Retail giants including Tesco, Sainsbury’s and the Co-operative Group are taking the Government to the Court of Appeal after a costly legal ruling in April over business rates on cash machines.

At present over 14,000 cash machines are liable for the tax

The Co-operative is understood to be one of the retailers involved in the legal battle

In 2013, the government decided that cash machines which are built into the front of a shop or petrol station should have a separate business rates bill – costing the industry nearly half a billion pounds.

The legal decision sparked fears that small shops and independent petrol forecourts may be forced to close ATMs or start charging for cash withdrawals.

But furious retailers are fighting back in what is set to be a lengthy legal battle.
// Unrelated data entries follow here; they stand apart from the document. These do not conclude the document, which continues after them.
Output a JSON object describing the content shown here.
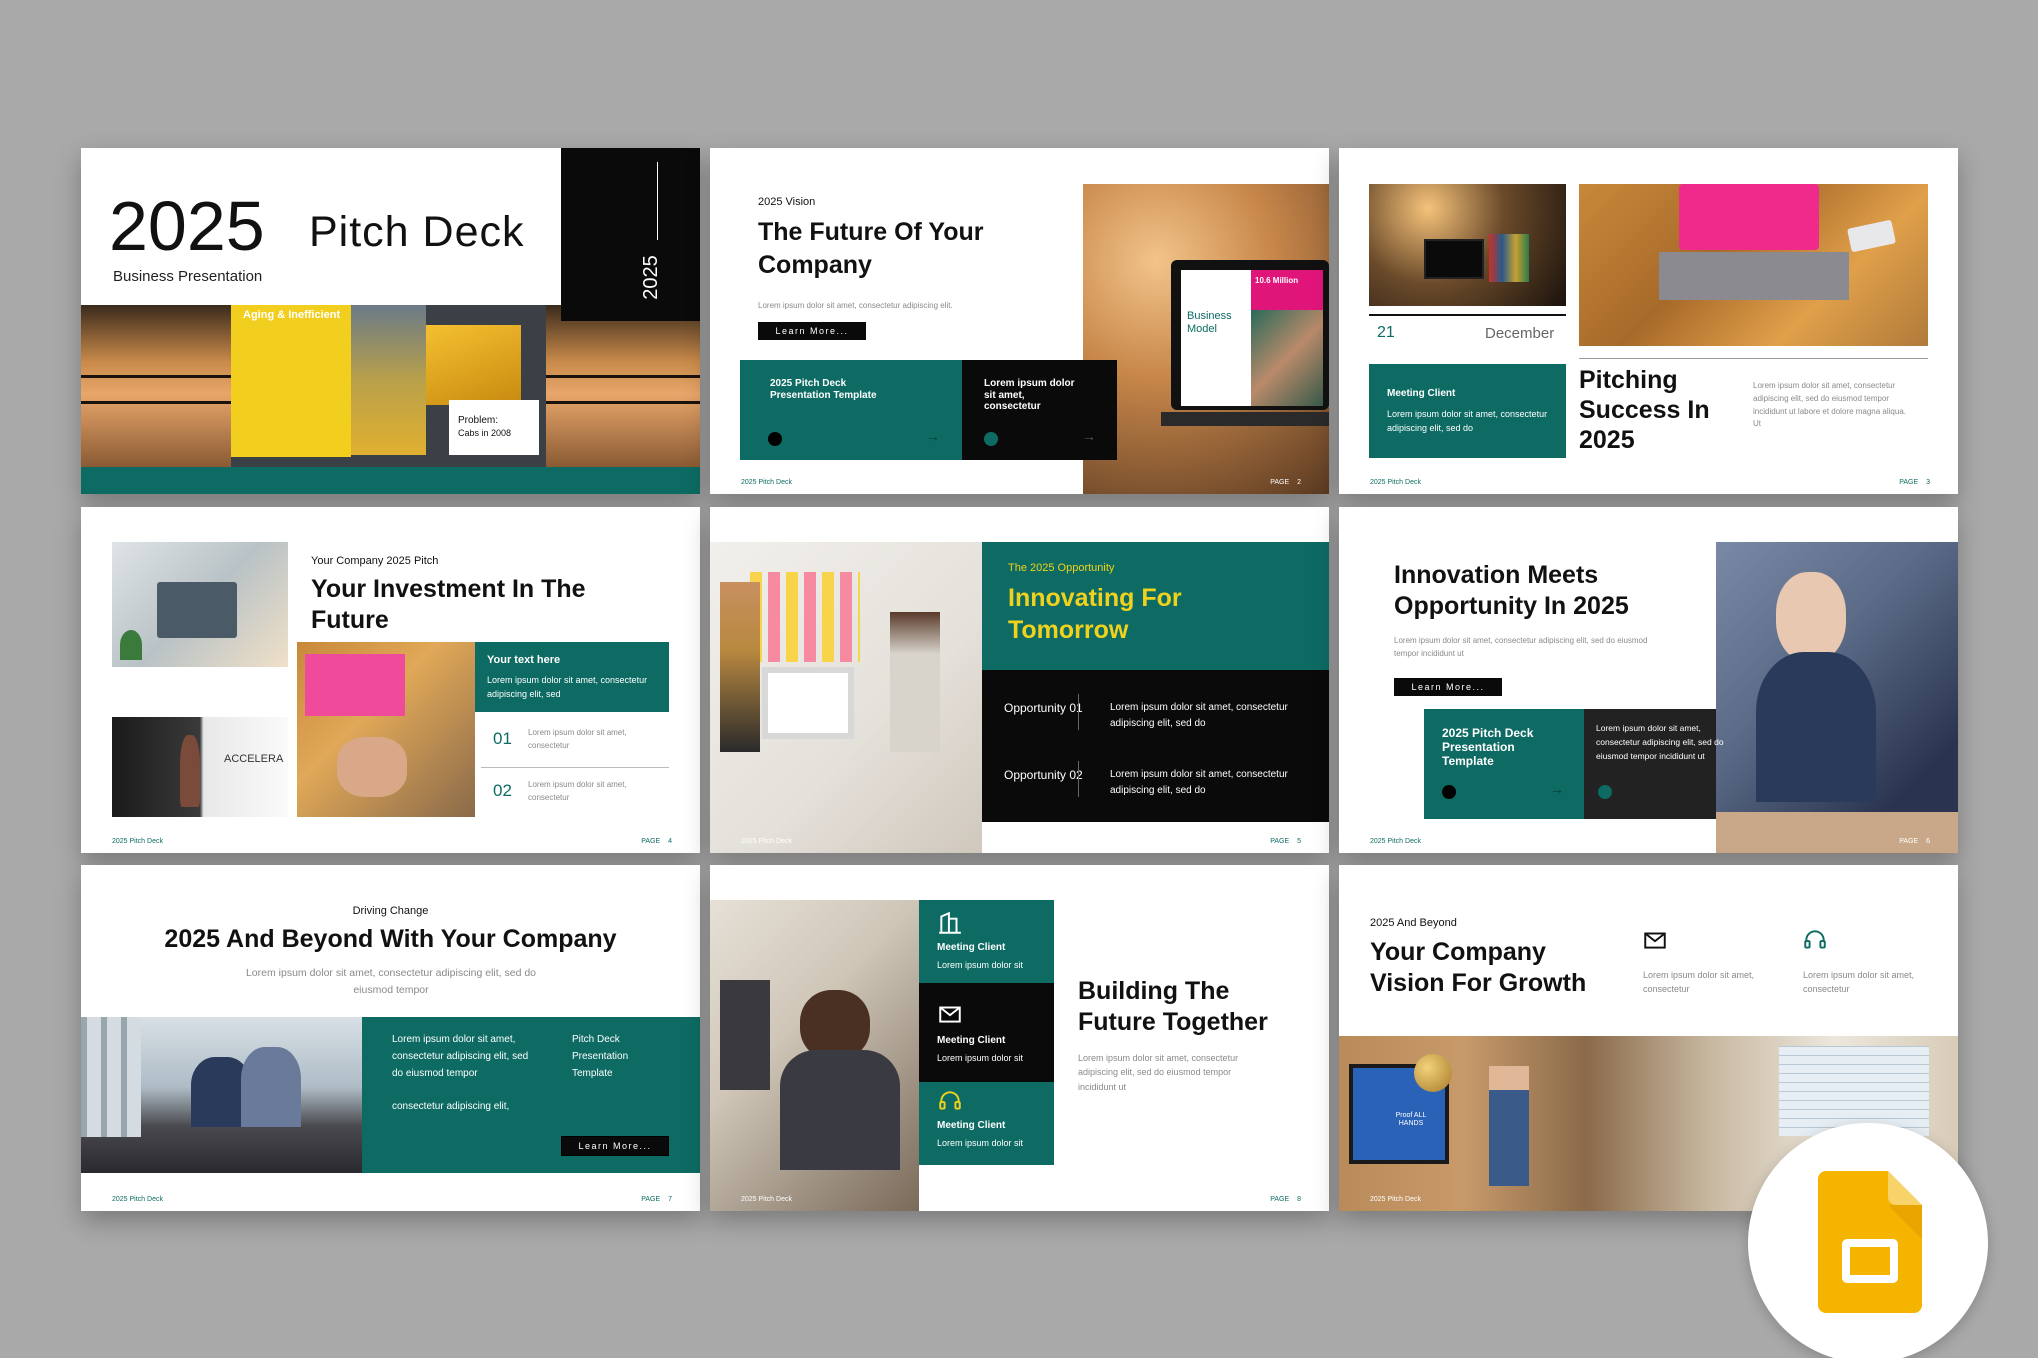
{
  "s1": {
    "year": "2025",
    "title": "Pitch Deck",
    "subtitle": "Business Presentation",
    "vertical": "2025",
    "card1": "Aging & Inefficient",
    "card2": "Problem:",
    "card3": "Cabs in 2008"
  },
  "s2": {
    "kicker": "2025 Vision",
    "title_line1": "The Future Of Your",
    "title_line2": "Company",
    "lorem": "Lorem ipsum dolor sit amet, consectetur adipiscing elit.",
    "button": "Learn More...",
    "teal_text": "2025 Pitch Deck Presentation Template",
    "black_text": "Lorem ipsum dolor sit amet, consectetur",
    "screen_label": "Business Model",
    "screen_stat": "10.6 Million",
    "footer": "2025 Pitch Deck",
    "page": "PAGE 2"
  },
  "s3": {
    "day": "21",
    "month": "December",
    "box_title": "Meeting Client",
    "box_text": "Lorem ipsum dolor sit amet, consectetur adipiscing elit, sed do",
    "title_line1": "Pitching",
    "title_line2": "Success In",
    "title_line3": "2025",
    "lorem": "Lorem ipsum dolor sit amet, consectetur adipiscing elit, sed do eiusmod tempor incididunt ut labore et dolore magna aliqua. Ut",
    "footer": "2025 Pitch Deck",
    "page": "PAGE 3"
  },
  "s4": {
    "kicker": "Your Company 2025 Pitch",
    "title_line1": "Your Investment In The",
    "title_line2": "Future",
    "box_title": "Your text here",
    "box_text": "Lorem ipsum dolor sit amet, consectetur adipiscing elit, sed",
    "item1_num": "01",
    "item1_text": "Lorem ipsum dolor sit amet, consectetur",
    "item2_num": "02",
    "item2_text": "Lorem ipsum dolor sit amet, consectetur",
    "sign": "ACCELERA",
    "footer": "2025 Pitch Deck",
    "page": "PAGE 4"
  },
  "s5": {
    "kicker": "The 2025 Opportunity",
    "title_line1": "Innovating For",
    "title_line2": "Tomorrow",
    "op1_label": "Opportunity 01",
    "op1_text": "Lorem ipsum dolor sit amet, consectetur adipiscing elit, sed do",
    "op2_label": "Opportunity 02",
    "op2_text": "Lorem ipsum dolor sit amet, consectetur adipiscing elit, sed do",
    "footer": "2025 Pitch Deck",
    "page": "PAGE 5"
  },
  "s6": {
    "title_line1": "Innovation Meets",
    "title_line2": "Opportunity In 2025",
    "lorem": "Lorem ipsum dolor sit amet, consectetur adipiscing elit, sed do eiusmod tempor incididunt ut",
    "button": "Learn More...",
    "teal_text": "2025 Pitch Deck Presentation Template",
    "dark_text": "Lorem ipsum dolor sit amet, consectetur adipiscing elit, sed do eiusmod tempor incididunt ut",
    "footer": "2025 Pitch Deck",
    "page": "PAGE 6"
  },
  "s7": {
    "kicker": "Driving Change",
    "title": "2025 And Beyond With Your Company",
    "lorem": "Lorem ipsum dolor sit amet, consectetur adipiscing elit, sed do eiusmod tempor",
    "teal_text1": "Lorem ipsum dolor sit amet, consectetur adipiscing elit, sed do eiusmod tempor",
    "teal_text2": "consectetur adipiscing elit,",
    "teal_side": "Pitch Deck Presentation Template",
    "button": "Learn More...",
    "footer": "2025 Pitch Deck",
    "page": "PAGE 7"
  },
  "s8": {
    "item1_title": "Meeting Client",
    "item1_text": "Lorem ipsum dolor sit",
    "item2_title": "Meeting Client",
    "item2_text": "Lorem ipsum dolor sit",
    "item3_title": "Meeting Client",
    "item3_text": "Lorem ipsum dolor sit",
    "title_line1": "Building The",
    "title_line2": "Future Together",
    "lorem": "Lorem ipsum dolor sit amet, consectetur adipiscing elit, sed do eiusmod tempor incididunt ut",
    "footer": "2025 Pitch Deck",
    "page": "PAGE 8"
  },
  "s9": {
    "kicker": "2025 And Beyond",
    "title_line1": "Your Company",
    "title_line2": "Vision For Growth",
    "col1_text": "Lorem ipsum dolor sit amet, consectetur",
    "col2_text": "Lorem ipsum dolor sit amet, consectetur",
    "screen_text": "Proof ALL HANDS",
    "footer": "2025 Pitch Deck"
  },
  "colors": {
    "teal": "#0d6b63",
    "black": "#0a0a0a",
    "yellow_accent": "#f0d21e",
    "slides_icon": "#f5b400"
  },
  "icons": [
    "mail-icon",
    "headset-icon",
    "building-icon",
    "arrow-right-icon",
    "google-slides-icon"
  ]
}
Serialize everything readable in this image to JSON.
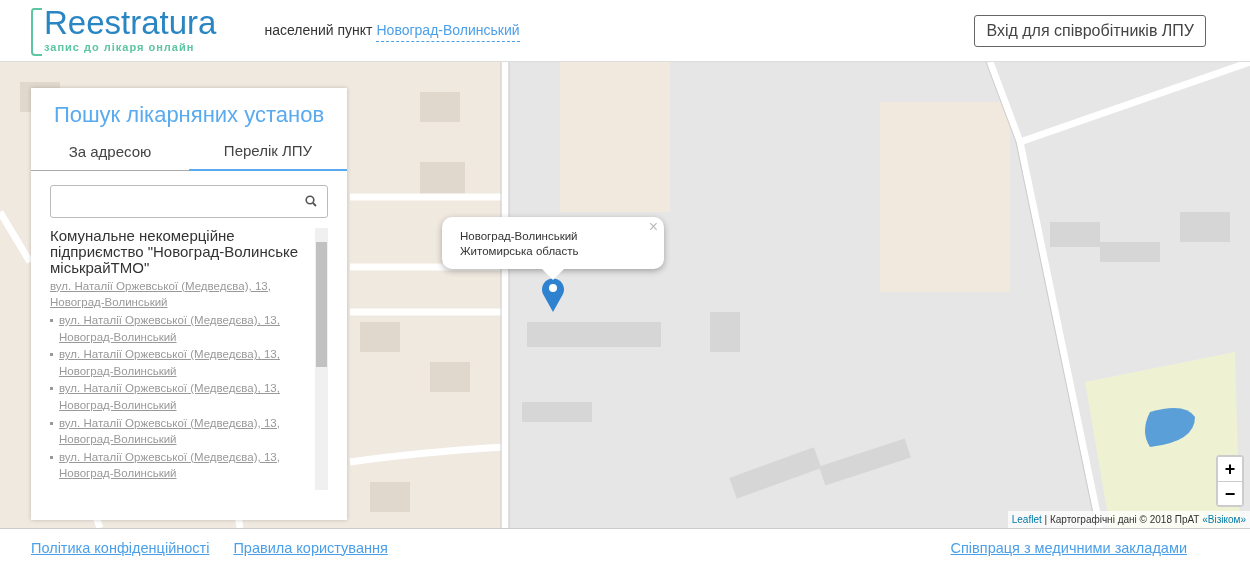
{
  "header": {
    "logo": {
      "name": "Reestratura",
      "tagline": "запис до лікаря онлайн"
    },
    "locality_label": "населений пункт",
    "locality": "Новоград-Волинський",
    "staff_login": "Вхід для співробітників ЛПУ"
  },
  "search_panel": {
    "title": "Пошук лікарняних установ",
    "tabs": [
      {
        "label": "За адресою",
        "selected": false
      },
      {
        "label": "Перелік ЛПУ",
        "selected": true
      }
    ],
    "results": [
      {
        "name": "Комунальне некомерційне підприємство \"Новоград-Волинське міськрайТМО\"",
        "addresses": [
          "вул. Наталії Оржевської (Медведєва), 13, Новоград-Волинський",
          "вул. Наталії Оржевської (Медведєва), 13, Новоград-Волинський",
          "вул. Наталії Оржевської (Медведєва), 13, Новоград-Волинський",
          "вул. Наталії Оржевської (Медведєва), 13, Новоград-Волинський",
          "вул. Наталії Оржевської (Медведєва), 13, Новоград-Волинський",
          "вул. Наталії Оржевської (Медведєва), 13, Новоград-Волинський"
        ]
      }
    ]
  },
  "map": {
    "popup": {
      "lines": [
        "Новоград-Волинський",
        "Житомирська область"
      ],
      "close": "×"
    },
    "zoom_in": "+",
    "zoom_out": "−",
    "attribution": {
      "link": "Leaflet",
      "text": "| Картографічні дані © 2018 ПрАТ",
      "provider": "«Візіком»"
    }
  },
  "footer": {
    "links_left": [
      "Політика конфіденційності",
      "Правила користування"
    ],
    "link_right": "Співпраця з медичними закладами"
  }
}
A spokesman for HM Courts & Tribunal Service today confirmed an appeal was filed earlier this week.

The Sun Online has contacted Sainsbury’s, Tesco and Co-op for a comment regarding charging customers for cash machines and we will update this article as soon as we hear back.

Experts branded the decision to slap business rates on ATMs as a “stealth tax”.

Retailers are having to pay £39.3 million a year on cash machines – or nearly £2,800 on average for each ATM, according to rents and rates specialists CVS.

The descion in 2013 meant bills were sent to thousands of retailers in 2014, backdated to the start of the last tax regime in April 2010.

Almost one in six – or more than 196,000 – current business rates appeals lodged with the Valuation Tribunal Service relate to cash machines, according to a recent freedom of information request by CVS.

Sainsbury’s is also part of the challenge over business rates

Tesco is one of the three retailers involved in the case

The Association of Convenience Stores has raised fears that the tax on ATMs could not only hit small retailers hard, but also deprive communities of vital access to cash.

James Lowman, chief executive of the Association of Convenience Stores, said: “Cash machines, especially free-to-use ATMs, provide an important service to customers and support the wider community where often their local shop is the only source of free cash. “The ruling that ‘hole in the wall’ cash machines should be rated separately is demonstrative of the mess that the business rates system is in, and we encourage Government to look again at this and other measures to make business rates fairer for local shops.”

Customers in areas with banks would still have free access to cash but those in rural areas could be forced to pay to withdraw cash.

The tax rule does not apply to free-standing cash machines within stores.

At present, around 14,068 cash points in shops and petrol stations around the UK are liable for the tax.